Automatic Translation Evaluation

Natural language processing (NLP) scientists at Lilt and the University of California at Berkeley published an NAACL award-winning research paper on June 17, 2022. The paper introduced a Translation Error Correction (TEC) model that automates the correction of human translations.

The scientists told Slator, “The goal of this work is to replicate the phrase-level corrections made by expert linguists when they review the translations authored by other linguists. While each language pair has its own nuance, the approach we take is quite general.”

They added, “Just as neural machine translation applies effectively to many language pairs, we expect that this approach to translation error correction will apply broadly as well, and we look forward to reporting our future progress as we extend this work to other language pairs.”

The TEC model uses the same structural foundation as Automatic Post-Editing (APE), which has been widely studied but is different from TEC in many ways. For example, TEC uses errors made by humans as data and focuses on error correction instead of detection. TEC can also discern content that does not need editing.

In contrast to TEC, APE is “dominated by the fluency errors that are characteristic of MT systems (74% of sentences),” the paper stated, adding that the “TEC corpus exhibits a broader distribution of errors that human translators are prone to make.”

Asked to define translation fluency, the scientists replied, “Fluency of a translation describes whether a native speaker of the language would use the phrasing, structure, and word choice that appears in the translation.”

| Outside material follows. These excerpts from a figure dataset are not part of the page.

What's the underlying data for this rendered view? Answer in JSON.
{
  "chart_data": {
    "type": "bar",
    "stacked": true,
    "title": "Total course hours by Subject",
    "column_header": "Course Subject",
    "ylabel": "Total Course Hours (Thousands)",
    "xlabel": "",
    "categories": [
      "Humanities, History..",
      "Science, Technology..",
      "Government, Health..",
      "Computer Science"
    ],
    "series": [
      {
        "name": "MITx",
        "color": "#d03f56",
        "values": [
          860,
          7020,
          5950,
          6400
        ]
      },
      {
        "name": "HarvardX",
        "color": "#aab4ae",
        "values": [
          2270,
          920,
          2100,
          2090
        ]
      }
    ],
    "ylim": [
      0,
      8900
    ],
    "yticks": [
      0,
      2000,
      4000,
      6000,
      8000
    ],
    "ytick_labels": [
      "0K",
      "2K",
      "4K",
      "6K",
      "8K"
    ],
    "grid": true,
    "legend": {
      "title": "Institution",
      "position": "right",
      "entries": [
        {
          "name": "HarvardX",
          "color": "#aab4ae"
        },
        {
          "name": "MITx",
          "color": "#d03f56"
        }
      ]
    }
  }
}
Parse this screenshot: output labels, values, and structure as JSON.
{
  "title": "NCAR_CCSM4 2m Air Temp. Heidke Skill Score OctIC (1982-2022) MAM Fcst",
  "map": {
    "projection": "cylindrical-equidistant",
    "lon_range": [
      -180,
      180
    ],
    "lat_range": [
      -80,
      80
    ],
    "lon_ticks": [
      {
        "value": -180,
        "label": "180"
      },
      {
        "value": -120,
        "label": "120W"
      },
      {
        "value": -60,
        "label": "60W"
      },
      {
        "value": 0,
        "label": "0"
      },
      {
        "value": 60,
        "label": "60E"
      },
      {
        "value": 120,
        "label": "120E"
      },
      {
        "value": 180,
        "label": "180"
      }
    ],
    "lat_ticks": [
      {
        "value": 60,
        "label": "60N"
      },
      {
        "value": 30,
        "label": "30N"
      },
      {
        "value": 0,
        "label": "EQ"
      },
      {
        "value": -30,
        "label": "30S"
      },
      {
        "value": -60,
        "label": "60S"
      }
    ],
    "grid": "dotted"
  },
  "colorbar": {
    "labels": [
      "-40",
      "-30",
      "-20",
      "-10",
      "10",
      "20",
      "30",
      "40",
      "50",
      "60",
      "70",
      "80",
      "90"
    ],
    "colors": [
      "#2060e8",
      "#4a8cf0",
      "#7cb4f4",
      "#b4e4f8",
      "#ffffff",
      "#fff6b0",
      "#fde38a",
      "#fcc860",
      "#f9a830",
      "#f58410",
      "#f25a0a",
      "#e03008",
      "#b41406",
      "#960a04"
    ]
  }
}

Input From 10 Human Translators

Scientists used a bilingual corpus called ACED, which contains three datasets from different domains. The data consists of 35,261 English–German translations performed and edited by professional translators (not post-edited).

To prepare the data, the scientists eliminated duplicate source sentences, removed translations rewritten by reviewers, and classified errors into three main categories: monolingual edits found in the target text, bilingual edits that correct translation errors, and preferential edits.

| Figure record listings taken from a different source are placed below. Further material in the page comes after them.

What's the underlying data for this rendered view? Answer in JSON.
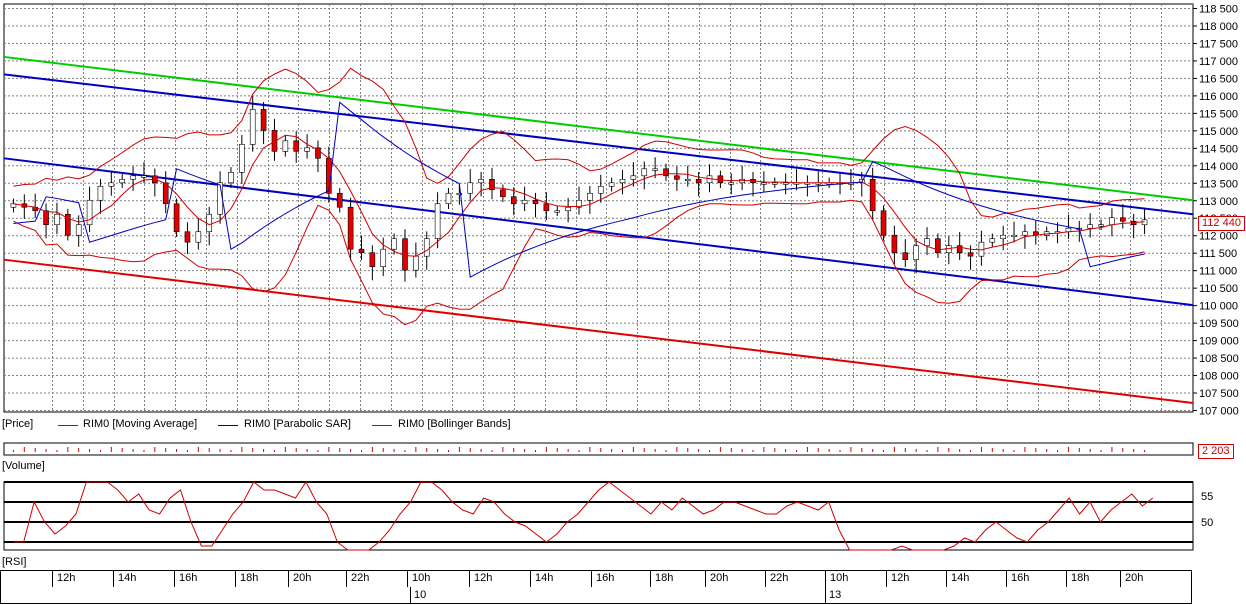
{
  "chart_data": [
    {
      "type": "candlestick",
      "title": "",
      "ylim": [
        107000,
        118600
      ],
      "y_ticks": [
        "118 500",
        "118 000",
        "117 500",
        "117 000",
        "116 500",
        "116 000",
        "115 500",
        "115 000",
        "114 500",
        "114 000",
        "113 500",
        "113 000",
        "112 500",
        "112 000",
        "111 500",
        "111 000",
        "110 500",
        "110 000",
        "109 500",
        "109 000",
        "108 500",
        "108 000",
        "107 500",
        "107 000"
      ],
      "last_price_label": "112 440",
      "bars": 192,
      "close": [
        112900,
        112800,
        112700,
        112300,
        112600,
        112000,
        112300,
        113000,
        113400,
        113500,
        113600,
        113700,
        113700,
        113500,
        112900,
        112100,
        111800,
        112100,
        112600,
        113500,
        113800,
        114600,
        115600,
        115000,
        114400,
        114700,
        114400,
        114500,
        114200,
        113200,
        112800,
        111600,
        111500,
        111100,
        111600,
        111900,
        111000,
        111400,
        111900,
        112900,
        113200,
        113200,
        113500,
        113600,
        113300,
        113100,
        112900,
        113000,
        112900,
        112700,
        112700,
        112800,
        113000,
        113200,
        113400,
        113500,
        113600,
        113700,
        113900,
        113900,
        113700,
        113600,
        113600,
        113500,
        113700,
        113500,
        113500,
        113600,
        113500,
        113500,
        113500,
        113500,
        113500,
        113500,
        113500,
        113500,
        113500,
        113500,
        113600,
        112700,
        112000,
        111500,
        111300,
        111700,
        111900,
        111500,
        111700,
        111500,
        111400,
        111800,
        111900,
        112000,
        112000,
        112100,
        112000,
        112100,
        112100,
        112200,
        112200,
        112300,
        112300,
        112500,
        112400,
        112300,
        112440
      ],
      "series": [
        {
          "name": "RIM0 [Moving Average]",
          "color": "#d00000"
        },
        {
          "name": "RIM0 [Parabolic SAR]",
          "color": "#0000c0"
        },
        {
          "name": "RIM0 [Bollinger Bands]",
          "color": "#d00000"
        }
      ],
      "trendlines": [
        {
          "color": "#00cc00",
          "from": 117100,
          "to": 113000
        },
        {
          "color": "#0000c0",
          "from": 116600,
          "to": 112600
        },
        {
          "color": "#0000c0",
          "from": 114200,
          "to": 110000
        },
        {
          "color": "#e00000",
          "from": 111300,
          "to": 107200
        }
      ]
    },
    {
      "type": "bar",
      "title": "",
      "value_label": "2 203"
    },
    {
      "type": "line",
      "title": "",
      "y_ticks": [
        "55",
        "50"
      ],
      "rsi": [
        45,
        45,
        55,
        50,
        47,
        49,
        52,
        60,
        60,
        62,
        58,
        55,
        57,
        53,
        52,
        56,
        58,
        50,
        44,
        44,
        48,
        52,
        55,
        62,
        58,
        58,
        57,
        56,
        60,
        55,
        52,
        45,
        40,
        38,
        42,
        45,
        48,
        52,
        55,
        60,
        60,
        58,
        55,
        53,
        52,
        56,
        55,
        52,
        50,
        49,
        47,
        45,
        47,
        50,
        52,
        55,
        58,
        60,
        58,
        56,
        54,
        52,
        55,
        53,
        56,
        54,
        52,
        53,
        55,
        55,
        54,
        53,
        52,
        52,
        54,
        55,
        54,
        53,
        55,
        48,
        42,
        40,
        38,
        40,
        42,
        44,
        43,
        42,
        40,
        42,
        44,
        46,
        45,
        48,
        50,
        48,
        46,
        45,
        48,
        50,
        53,
        56,
        52,
        55,
        50,
        53,
        55,
        57,
        54,
        56
      ]
    }
  ],
  "legend": {
    "price": "[Price]",
    "ma": "RIM0 [Moving Average]",
    "sar": "RIM0 [Parabolic SAR]",
    "bb": "RIM0 [Bollinger Bands]"
  },
  "pane_labels": {
    "volume": "[Volume]",
    "rsi": "[RSI]"
  },
  "time_axis": {
    "hours": [
      "12h",
      "14h",
      "16h",
      "18h",
      "20h",
      "22h",
      "10h",
      "12h",
      "14h",
      "16h",
      "18h",
      "20h",
      "22h",
      "10h",
      "12h",
      "14h",
      "16h",
      "18h",
      "20h"
    ],
    "dates": [
      "10",
      "13"
    ]
  },
  "colors": {
    "up": "#ffffff",
    "down": "#e00000",
    "grid": "#808080"
  }
}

The ACED data was pre-processed, pre-trained, and fine-tuned using actual human corrections. Tests were conducted and comparisons made between TEC and other models including MT, GEC (grammatical error correction), and BERT-APE.

Nine professional translators participated in the study as reviewers to determine the real-world applicability of the model. The nine were asked to review sentences (of which 255 had suggestions for corrections) and provide qualitative observations.

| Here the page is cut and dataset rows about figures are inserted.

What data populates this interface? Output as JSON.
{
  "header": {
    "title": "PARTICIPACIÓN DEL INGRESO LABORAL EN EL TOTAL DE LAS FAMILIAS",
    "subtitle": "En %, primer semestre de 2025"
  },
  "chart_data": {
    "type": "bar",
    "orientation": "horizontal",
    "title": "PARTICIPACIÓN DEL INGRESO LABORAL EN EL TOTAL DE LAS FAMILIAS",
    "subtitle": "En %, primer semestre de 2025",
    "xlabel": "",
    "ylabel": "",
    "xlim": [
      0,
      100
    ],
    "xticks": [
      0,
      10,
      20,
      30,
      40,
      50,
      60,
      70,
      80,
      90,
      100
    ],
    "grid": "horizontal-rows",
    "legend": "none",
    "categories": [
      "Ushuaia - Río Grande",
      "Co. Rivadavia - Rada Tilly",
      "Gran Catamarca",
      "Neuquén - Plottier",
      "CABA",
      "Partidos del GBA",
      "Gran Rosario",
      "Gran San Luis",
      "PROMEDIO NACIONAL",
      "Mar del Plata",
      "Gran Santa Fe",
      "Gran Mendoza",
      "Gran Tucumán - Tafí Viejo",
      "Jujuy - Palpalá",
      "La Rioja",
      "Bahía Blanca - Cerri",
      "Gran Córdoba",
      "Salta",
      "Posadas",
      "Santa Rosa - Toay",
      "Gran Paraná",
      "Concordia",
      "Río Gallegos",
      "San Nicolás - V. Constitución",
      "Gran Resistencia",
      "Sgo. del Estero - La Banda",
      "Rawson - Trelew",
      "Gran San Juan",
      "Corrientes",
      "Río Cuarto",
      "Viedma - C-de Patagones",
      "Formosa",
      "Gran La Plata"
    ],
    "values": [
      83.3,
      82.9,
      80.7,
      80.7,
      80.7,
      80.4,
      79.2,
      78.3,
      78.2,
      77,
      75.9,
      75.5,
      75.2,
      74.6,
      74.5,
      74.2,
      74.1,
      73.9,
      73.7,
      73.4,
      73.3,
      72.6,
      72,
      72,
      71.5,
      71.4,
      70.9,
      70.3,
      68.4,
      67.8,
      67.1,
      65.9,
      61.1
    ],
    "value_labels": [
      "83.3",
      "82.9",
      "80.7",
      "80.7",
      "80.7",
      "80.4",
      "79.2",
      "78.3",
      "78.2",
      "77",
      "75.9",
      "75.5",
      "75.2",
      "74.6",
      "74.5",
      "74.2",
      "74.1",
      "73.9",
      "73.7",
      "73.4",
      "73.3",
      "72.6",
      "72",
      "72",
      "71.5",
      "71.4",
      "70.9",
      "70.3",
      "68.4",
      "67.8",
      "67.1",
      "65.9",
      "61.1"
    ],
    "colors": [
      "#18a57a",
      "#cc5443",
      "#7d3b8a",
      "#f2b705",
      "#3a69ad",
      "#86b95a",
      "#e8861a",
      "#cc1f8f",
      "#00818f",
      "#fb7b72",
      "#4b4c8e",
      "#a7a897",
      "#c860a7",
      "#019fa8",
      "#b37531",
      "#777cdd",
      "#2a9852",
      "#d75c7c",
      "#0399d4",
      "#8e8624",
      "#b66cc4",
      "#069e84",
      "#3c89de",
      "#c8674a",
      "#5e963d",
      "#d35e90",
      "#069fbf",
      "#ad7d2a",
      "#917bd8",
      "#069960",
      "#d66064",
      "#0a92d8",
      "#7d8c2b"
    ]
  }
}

A tenth professional translator was tasked with reviewing the reference translations in the dataset and ranking the quality of the sentences reviewed by the other nine.

Next Step in Translation Workflow Automation?

Comparisons to other models highlighted significant differences in how the TEC model ultimately performed. For example,

  • the professional reviewers accepted 79% percent of the TEC suggestions for correction;
  • reviewers spent less time reviewing when suggestions were accepted; and
  • domain adaptation proved critical to performance — and customization, essential to translation error correction.

Five of the nine reviewers emphasized the need for reliability. In the test, some suggestions were incorrect or the system did not reliably make an applicable edit.

Three reviewers found the TEC system “could be a memory aid or substitute for researching client-specific requirements.”

Three reviewers commented that TEC could help “by making them aware of what errors they might look out for, especially in repetitive content where it may be easy to miss details.”

Given the findings, TEC could be the next step in translation workflow automation. As the model’s precision increases, the greater its potential to make a practical difference during the review stages of translation production.